Most mornings since we semi-moved up here, I’ve been in charge of making coffee for Alli’s mother, as well as the two (sometimes three) of us. Today her mom had slept late but now… now it was time for coffee.

The gate clattered and down the driveway strode Barb, imperious in a purple house robe and goldenrod head wrap. In her left hand she clutched with purpose a heavy stoneware coffee cup. She sniffed the air as she approached and, without so much as a rattle or knock, pulled open the door and climbed the steps into the Mothership.

“I smelled coffee,” she said.

“Come on in,” I replied. Waving towards the coffee pot I said, “Creamer’s in the fridge and coffee’s in the pot. You want to sit down and I’ll-“

“Oh, no, hun. I just need my morning cuppa and then I’ll back and work on my list for the day.”

“You sure mom?” Alli asked. “We got plenty left.”

Barb shook her head and began to fill her mug from the steaming brass pot. “No, no. I just came downstairs and said to myself, what’s the point of fighting with the Keurig? They’ll have a pot out in the camper.”

“Can you pour me some?” Boychild asked.

“Have you finished your math?” I replied, talking hurriedly before his grandmother could respond.

He looked back at me over the laptop lid and ever so slowly began to sink lower into the bench seat until only a tuft of blond hair was visible over the keyboard.

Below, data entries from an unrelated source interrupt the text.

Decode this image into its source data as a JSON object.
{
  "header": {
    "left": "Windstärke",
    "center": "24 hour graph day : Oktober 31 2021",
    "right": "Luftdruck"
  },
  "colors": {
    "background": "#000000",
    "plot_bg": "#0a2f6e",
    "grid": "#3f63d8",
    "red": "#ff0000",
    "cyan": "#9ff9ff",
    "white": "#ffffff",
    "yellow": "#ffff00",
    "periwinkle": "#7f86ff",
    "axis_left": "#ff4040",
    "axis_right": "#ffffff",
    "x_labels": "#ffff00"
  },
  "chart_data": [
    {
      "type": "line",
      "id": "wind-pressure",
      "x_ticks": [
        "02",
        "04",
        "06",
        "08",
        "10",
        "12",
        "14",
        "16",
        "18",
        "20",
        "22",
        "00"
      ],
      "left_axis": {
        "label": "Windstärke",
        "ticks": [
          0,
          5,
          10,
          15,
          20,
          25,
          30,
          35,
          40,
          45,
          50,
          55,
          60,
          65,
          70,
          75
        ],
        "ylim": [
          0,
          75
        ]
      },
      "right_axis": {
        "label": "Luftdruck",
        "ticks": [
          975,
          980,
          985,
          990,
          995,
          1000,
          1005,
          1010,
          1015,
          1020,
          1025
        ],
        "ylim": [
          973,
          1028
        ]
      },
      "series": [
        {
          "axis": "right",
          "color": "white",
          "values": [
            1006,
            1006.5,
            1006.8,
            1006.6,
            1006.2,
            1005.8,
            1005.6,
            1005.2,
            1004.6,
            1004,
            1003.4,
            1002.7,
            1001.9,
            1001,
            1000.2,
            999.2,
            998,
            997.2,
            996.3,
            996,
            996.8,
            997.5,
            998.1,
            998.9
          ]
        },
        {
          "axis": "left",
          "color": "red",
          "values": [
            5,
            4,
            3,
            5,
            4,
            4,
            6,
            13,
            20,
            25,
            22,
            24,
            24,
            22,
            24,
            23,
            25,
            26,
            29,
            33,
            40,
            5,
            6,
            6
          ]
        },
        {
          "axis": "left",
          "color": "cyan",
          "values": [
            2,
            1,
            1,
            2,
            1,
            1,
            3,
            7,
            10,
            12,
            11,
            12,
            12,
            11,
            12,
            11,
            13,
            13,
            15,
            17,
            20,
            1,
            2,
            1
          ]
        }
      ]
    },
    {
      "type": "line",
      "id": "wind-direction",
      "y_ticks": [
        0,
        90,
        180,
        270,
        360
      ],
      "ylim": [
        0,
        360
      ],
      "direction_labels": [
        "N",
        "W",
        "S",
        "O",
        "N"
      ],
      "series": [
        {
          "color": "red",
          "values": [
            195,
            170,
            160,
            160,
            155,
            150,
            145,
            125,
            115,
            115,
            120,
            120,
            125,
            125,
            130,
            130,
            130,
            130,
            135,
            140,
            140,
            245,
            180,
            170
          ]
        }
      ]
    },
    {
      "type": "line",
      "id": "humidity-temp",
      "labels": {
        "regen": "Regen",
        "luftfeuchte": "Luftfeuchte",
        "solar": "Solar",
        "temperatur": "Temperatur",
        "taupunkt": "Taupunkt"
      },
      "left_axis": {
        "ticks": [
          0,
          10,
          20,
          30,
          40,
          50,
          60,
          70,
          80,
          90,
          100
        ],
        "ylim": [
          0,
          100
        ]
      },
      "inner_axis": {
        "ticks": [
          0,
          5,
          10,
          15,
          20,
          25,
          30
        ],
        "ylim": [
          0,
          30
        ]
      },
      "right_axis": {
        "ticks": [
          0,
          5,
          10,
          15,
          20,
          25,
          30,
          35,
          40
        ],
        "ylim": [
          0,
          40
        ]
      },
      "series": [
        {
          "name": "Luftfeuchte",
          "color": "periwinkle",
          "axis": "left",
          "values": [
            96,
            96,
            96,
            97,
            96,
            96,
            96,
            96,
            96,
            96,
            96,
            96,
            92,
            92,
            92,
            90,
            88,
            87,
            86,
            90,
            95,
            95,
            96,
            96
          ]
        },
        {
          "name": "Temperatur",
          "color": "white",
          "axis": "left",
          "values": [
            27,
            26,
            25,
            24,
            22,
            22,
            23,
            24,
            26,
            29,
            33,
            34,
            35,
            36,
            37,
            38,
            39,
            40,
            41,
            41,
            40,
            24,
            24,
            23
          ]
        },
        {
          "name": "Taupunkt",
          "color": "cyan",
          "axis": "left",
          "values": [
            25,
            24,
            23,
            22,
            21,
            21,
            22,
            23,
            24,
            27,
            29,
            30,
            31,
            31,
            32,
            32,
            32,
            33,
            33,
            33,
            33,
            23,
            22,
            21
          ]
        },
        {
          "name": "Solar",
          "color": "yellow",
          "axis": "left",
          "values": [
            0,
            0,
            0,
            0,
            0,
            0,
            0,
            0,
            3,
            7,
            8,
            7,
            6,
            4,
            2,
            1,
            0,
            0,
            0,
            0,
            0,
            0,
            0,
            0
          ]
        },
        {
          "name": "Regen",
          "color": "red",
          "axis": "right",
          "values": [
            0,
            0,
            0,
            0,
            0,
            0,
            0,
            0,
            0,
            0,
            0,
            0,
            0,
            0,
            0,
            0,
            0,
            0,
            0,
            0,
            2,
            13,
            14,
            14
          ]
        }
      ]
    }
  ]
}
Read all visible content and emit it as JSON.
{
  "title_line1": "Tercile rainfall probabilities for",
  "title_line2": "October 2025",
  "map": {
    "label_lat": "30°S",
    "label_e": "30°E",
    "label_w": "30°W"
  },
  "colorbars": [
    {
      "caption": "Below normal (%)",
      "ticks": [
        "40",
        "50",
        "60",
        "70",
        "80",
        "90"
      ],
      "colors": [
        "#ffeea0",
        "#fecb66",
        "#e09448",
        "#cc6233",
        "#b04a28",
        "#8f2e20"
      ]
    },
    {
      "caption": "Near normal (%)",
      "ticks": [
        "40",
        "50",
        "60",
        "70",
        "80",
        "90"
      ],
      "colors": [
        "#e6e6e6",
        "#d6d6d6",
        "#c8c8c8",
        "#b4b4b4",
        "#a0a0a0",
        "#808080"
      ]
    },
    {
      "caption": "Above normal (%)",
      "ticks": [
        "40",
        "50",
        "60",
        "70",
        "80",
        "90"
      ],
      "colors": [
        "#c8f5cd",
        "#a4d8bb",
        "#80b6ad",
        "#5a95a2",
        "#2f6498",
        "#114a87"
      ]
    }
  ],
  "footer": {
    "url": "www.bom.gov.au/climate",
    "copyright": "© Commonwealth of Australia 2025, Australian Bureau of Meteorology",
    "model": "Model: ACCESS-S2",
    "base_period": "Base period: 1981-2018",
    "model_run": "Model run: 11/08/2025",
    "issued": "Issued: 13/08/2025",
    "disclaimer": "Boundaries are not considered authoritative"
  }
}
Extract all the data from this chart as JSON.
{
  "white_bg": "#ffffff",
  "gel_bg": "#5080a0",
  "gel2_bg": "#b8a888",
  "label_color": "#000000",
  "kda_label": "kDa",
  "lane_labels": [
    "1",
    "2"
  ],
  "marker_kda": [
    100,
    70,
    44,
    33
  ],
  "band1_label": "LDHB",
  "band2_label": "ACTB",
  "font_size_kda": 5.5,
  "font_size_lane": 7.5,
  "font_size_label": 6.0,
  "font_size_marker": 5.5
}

“You finish your work and then come inside,” Barb said, mixing creamer into her coffee. She dropped the chromed plastic spoon into the sink and headed towards the door.

“Don’t you wanna stay out here?” Alli asked. “At least until daddy is awake?”

Barb shook her betoweled head and stepped down out of the camper. “I’ll see you inside. I just wanted to get some coffee and say good morning.”

Even as I write this, my eyes heavy from a long day of videoconferences and my stomach discontent at being subjected to a cup of coffee this morning, I’m looking forward to my next cup… and wishing that I could drink it without consequence.